The implication of this decision is that long after a developer subdivides land, completes infrastructure improvements, and sells lots or even the entire subdivision, the developer can be called to answer for damage or injury caused by some accident that occurs on the project during later construction activities. If the case stands, developers in North Carolina will not be insulated against such claims. The basis for this theory of liability is that bad things can happen even if the future builder exercises due, ordinary care, and does not cause an injury. If it be shown that the developer failed to take reasonable precautions against the risk of injury caused by roll-away accidents, such as scheduling the uphill work before the downhill work, or completing all of the mass grading of the subdivision lots before selling any of them, then the developer could be held liable for injuries foreseeably resulting from a roll-away accident, even if the roll-away accident was not itself the result of careless conduct. By implication, the court has said that a roll-away accident is not an “Act of God,” because it is reasonably foreseeable that roll-away accidents will occur.

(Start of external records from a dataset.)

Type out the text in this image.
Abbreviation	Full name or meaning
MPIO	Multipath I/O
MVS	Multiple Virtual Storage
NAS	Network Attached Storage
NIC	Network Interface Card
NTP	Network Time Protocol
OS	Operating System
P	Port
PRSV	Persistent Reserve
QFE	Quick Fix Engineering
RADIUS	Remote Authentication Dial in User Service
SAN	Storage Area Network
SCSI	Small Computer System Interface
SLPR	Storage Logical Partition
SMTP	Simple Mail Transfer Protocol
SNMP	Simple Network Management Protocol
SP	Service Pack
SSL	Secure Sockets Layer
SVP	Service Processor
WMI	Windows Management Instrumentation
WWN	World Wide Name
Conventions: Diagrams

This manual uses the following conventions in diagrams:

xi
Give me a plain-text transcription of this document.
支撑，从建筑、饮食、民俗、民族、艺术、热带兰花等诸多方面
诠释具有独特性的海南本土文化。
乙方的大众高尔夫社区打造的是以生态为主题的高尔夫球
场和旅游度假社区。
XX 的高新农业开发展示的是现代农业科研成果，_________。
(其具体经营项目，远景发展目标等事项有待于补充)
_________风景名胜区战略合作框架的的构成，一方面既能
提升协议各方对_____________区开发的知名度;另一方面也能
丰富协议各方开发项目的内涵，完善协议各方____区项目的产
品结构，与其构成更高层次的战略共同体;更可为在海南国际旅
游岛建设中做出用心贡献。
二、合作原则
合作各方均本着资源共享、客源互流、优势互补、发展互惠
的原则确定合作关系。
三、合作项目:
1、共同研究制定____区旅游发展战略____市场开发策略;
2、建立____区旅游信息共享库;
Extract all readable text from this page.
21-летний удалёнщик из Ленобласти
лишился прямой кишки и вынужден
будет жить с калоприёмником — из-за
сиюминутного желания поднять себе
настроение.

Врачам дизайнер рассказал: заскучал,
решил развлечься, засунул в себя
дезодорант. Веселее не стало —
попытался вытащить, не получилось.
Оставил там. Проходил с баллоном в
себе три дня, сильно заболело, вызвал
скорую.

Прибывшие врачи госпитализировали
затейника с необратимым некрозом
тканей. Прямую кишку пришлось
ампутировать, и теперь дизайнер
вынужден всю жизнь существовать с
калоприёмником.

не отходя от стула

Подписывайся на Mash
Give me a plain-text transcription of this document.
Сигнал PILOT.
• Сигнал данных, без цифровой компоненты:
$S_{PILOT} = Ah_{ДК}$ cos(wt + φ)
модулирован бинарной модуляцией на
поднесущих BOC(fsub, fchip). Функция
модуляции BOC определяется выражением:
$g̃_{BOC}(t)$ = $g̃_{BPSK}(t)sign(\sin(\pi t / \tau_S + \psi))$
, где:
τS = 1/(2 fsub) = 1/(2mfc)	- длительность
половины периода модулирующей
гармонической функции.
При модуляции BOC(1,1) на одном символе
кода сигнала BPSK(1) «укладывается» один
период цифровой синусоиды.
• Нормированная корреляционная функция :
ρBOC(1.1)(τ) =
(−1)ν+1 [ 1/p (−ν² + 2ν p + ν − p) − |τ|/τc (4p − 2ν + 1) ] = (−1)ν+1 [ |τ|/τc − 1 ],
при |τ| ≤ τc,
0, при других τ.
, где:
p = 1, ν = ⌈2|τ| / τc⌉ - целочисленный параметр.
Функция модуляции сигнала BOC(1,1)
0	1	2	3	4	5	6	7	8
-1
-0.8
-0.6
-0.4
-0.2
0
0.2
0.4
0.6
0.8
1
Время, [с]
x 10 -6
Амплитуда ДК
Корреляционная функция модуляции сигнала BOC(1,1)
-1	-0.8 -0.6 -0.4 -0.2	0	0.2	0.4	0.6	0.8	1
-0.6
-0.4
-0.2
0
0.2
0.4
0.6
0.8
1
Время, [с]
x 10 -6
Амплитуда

Our research did not reveal an instance where South Carolina has adopted this theory of developer liability.
Can a developer protect against such liability? The best strategy to guard against liability for such a loss is for the developer to document steps taken as precautions against future injuries that could otherwise result from construction activities, such as by obtaining or preparing a “hazard analysis” or “safety analysis” of the project. (If those analyses are not readily available in the marketplace, they will likely become available in response to the outcome in this case.) But even if a developer shows it tried to anticipate what could go wrong and adjust the development activities accordingly, the developer still could be hauled into court and required to defend against claims that its precautions were not reasonable under the prevailing circumstances.
Is the duty owed to future lot owners in a subdivision matched by a similar duty owed to future commercial tenants? Presumably so, if it were shown the developer of a commercial project failed to take reasonable precautions against a risk of injury which is inherent in the nature of commercial development. For example, if a claimant shows that falling glass is an inherent risk in commercial projects, the developer of the project may be deemed to have a duty to future tenants or to the public to take reasonable precautions against resulting injury or property damage.
The case is Copeland v. Amward Homes of N.C., Inc., (COA18-1021, January 7, 2020).